立ち上がり、前に進んだ。前に進まなきゃいけないと思った。あたし一人でも、一人になっても進まなきゃいけない。あたしの中にいる誰かが、あたしを急かす。木々の間にはまだ雪が残っていた。


―――――――――――――――――――――――――――――――――――――


「どうやらヘリがこちらに向かっている。ゲームオーバーだな」


 背後から聞こえた声に、レイラは振り返らなかった。振り向かずとも、それが誰の声かくらい、すぐにわかった。


 彼の言う通り、遠くからヘリコプターの爆音が響いてくる。


 ゆっくりとレイラは体を翻し、リュウジの方を向いた。真っ直ぐに彼の目を見る。リュウジもまた、彼女の視線を正面から受け止めていた。


「リュウさんに殺されるなら、あたし、本望だよ」


 そう言って、レイラは彼の顔をしっかりと胸に刻むように見つめ、両手を広げて目を閉じた。


「お前がそれを望むのなら――」


 リュウジは静かに、しかし迷いなく銃口をレイラに向けた。


「リュウさんと過ごした10年間、あたしは幸せだった。とっても大切な思い出。だから今は辛くも苦しくもない」


 レイラの声は祈りのように穏やかで、透き通っていた。


「それは、俺も同じだ。……お前がもしも、普通の人間だったら」


 リュウジの低い声が、微かに震えている。


「リュウさん、ごめんね。こんなことさせて……ほんとうに、ごめんなさい。何度も、あたしを助けようとしてくれたのに……。今までありがとう」


 一筋の涙が、レイラの頬をつたって落ちた。


「もっと違う形でお前と出会っていたら……俺たちは共に生きることが出来ただろうか。俺はお前を――」


  レイラは静かに目を閉じた。そして、もう二度と開くことはなかった。


 『バン!』という乾いた音が、静寂を引き裂いた。心臓を撃ち抜かれたレイラは、ゆっくりと崩れるように倒れこんだ。

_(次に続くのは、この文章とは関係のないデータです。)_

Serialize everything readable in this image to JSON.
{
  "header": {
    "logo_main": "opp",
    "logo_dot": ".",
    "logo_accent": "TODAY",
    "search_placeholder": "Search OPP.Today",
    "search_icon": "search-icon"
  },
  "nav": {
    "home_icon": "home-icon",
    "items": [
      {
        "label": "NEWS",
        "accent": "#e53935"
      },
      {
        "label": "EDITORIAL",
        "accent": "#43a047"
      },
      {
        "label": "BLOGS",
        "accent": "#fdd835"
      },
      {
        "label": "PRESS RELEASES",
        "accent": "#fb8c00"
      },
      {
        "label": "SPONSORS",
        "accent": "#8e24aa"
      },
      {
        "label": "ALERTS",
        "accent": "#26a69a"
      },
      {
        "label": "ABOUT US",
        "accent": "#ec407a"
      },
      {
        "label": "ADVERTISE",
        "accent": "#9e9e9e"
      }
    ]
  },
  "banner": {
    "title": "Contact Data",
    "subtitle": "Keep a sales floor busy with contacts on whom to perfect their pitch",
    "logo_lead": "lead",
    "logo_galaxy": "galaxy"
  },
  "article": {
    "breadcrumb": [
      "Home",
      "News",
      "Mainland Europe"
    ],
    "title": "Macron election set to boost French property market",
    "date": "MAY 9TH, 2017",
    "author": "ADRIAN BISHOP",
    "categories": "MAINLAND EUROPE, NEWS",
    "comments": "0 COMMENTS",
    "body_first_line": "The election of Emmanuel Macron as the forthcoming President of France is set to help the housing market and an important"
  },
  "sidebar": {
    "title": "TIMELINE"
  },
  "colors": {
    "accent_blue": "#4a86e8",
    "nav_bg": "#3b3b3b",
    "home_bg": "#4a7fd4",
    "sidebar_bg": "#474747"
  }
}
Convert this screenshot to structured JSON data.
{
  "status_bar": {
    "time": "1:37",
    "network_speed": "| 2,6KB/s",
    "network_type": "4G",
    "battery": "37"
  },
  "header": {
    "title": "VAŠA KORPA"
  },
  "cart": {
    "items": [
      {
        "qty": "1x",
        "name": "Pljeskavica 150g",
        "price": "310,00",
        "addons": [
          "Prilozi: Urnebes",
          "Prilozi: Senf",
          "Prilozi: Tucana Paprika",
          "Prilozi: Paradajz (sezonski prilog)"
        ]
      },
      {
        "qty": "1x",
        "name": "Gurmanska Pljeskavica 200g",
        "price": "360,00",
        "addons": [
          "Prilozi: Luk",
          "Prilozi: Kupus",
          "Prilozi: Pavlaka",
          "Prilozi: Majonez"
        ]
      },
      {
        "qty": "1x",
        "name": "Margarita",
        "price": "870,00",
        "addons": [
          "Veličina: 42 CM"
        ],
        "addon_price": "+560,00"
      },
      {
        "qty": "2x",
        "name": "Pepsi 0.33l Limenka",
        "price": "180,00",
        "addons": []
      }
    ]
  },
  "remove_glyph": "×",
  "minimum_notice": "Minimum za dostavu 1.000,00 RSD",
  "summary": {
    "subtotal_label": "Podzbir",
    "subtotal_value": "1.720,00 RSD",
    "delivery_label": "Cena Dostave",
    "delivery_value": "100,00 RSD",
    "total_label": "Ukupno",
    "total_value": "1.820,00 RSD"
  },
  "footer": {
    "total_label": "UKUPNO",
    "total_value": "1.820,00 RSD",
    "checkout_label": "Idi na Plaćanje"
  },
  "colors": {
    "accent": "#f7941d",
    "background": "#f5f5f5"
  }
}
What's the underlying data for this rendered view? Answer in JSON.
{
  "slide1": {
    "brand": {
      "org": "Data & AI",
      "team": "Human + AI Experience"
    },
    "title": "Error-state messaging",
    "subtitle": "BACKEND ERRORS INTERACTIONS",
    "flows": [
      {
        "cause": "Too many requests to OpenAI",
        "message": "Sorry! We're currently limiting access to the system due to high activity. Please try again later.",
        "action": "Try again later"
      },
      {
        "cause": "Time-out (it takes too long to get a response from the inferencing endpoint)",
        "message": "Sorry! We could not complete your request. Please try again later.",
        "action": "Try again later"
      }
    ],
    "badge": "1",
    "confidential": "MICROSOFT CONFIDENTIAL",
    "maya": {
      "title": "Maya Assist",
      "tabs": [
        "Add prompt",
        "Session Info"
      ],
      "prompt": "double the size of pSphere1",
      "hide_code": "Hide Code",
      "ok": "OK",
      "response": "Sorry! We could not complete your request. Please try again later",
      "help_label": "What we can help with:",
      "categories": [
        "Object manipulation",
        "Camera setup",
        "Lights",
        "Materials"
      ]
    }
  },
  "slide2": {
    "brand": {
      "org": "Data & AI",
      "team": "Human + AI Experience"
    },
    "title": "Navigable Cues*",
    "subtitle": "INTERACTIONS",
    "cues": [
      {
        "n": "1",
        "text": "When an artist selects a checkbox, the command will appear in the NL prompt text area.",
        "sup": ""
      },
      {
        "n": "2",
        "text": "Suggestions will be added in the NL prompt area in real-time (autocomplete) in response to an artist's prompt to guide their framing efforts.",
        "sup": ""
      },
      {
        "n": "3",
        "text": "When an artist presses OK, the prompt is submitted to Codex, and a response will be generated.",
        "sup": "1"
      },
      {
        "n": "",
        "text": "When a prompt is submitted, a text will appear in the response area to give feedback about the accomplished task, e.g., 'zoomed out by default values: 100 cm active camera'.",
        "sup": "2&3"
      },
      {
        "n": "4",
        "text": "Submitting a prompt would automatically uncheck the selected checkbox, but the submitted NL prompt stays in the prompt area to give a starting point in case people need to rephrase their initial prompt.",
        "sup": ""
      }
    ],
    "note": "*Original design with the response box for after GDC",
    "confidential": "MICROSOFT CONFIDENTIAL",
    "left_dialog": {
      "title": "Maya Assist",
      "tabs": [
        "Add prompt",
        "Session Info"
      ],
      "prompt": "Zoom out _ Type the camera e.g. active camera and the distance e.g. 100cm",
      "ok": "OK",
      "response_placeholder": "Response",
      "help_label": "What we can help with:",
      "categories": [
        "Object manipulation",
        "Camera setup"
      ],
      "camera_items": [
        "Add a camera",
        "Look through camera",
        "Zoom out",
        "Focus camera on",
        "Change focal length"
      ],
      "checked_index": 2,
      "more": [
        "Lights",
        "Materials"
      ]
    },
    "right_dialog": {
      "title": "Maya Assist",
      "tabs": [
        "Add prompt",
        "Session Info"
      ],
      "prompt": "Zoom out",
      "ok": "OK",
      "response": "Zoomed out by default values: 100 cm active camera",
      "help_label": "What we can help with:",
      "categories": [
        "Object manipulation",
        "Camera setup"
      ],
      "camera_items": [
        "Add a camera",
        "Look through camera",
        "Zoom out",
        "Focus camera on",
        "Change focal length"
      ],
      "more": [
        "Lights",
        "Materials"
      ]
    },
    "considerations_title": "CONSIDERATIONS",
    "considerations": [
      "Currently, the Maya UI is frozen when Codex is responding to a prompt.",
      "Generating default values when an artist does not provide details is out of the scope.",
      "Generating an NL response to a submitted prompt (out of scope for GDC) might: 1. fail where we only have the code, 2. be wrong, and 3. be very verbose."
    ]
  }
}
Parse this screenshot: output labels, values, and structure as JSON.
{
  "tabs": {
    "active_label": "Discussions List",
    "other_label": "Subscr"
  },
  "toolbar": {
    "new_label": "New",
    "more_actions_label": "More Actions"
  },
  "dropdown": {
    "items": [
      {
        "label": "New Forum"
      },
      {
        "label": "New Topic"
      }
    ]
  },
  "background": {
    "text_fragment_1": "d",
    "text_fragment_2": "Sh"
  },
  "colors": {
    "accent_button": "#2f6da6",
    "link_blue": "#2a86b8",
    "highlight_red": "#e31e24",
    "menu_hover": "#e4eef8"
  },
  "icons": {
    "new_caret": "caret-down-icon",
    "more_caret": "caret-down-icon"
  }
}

 一瞬、何が起こったのかわからなかった。リュウジの視線は、いつの間にか自分の隣に立っていた人物へと向く。


「アン……お前……」


 銃を握りしめたまま、アンは震える声で答えた。


「リュウジにレイラは殺させない。私は、リュウジにそんな十字架を背負わせたくない」


「エイジさんか……」


 リュウジが呟くと、アンは静かに頷いた。


「班長から連絡があった。リュウジにもしものことがあれば、援護を頼むって」


 リュウジは無言で倒れたレイラへと歩み寄る。

 彼女はすでに息絶えていた。まるで眠っているような顔をしている。髪がはらりと頬に落ち、影を作っていた。


 リュウジはそっとその髪をかき上げ、手のひらで彼女の頬を包む。

 まだ少しだけ温かくて、柔らかくて――彼はゆっくりとレイラの体を抱き上げた。


「リュウジ、どこへ行くの?」


 不安げな表情でアンが問いかける。


「……あいつの元に返してやる」


 その言葉だけを残し、リュウジは歩き出した。アンは黙って彼の背を見送った。


 彼の腕の中で眠るレイラは、とても穏やかな顔をしていた。


「……こんな形で、王子様の元に返すなんてな。すまない」


 静かに呟きながら、リュウジはショウの遺体がある場所へと向かった。


 レイラをそっと彼の横に横たえ、ショウの冷たい手に、レイラのまだ温かい手をしっかりと握らせた。


「この地球上で、二人きりで暮らすなんて、不可能なんだよ……」


 そう呟く彼の瞳は、どこまでも深い悲しみに沈んでいた。


 レイラとショウの遺体は、駆け付けた部隊によって回収され、様々な検体に回された後、火葬された。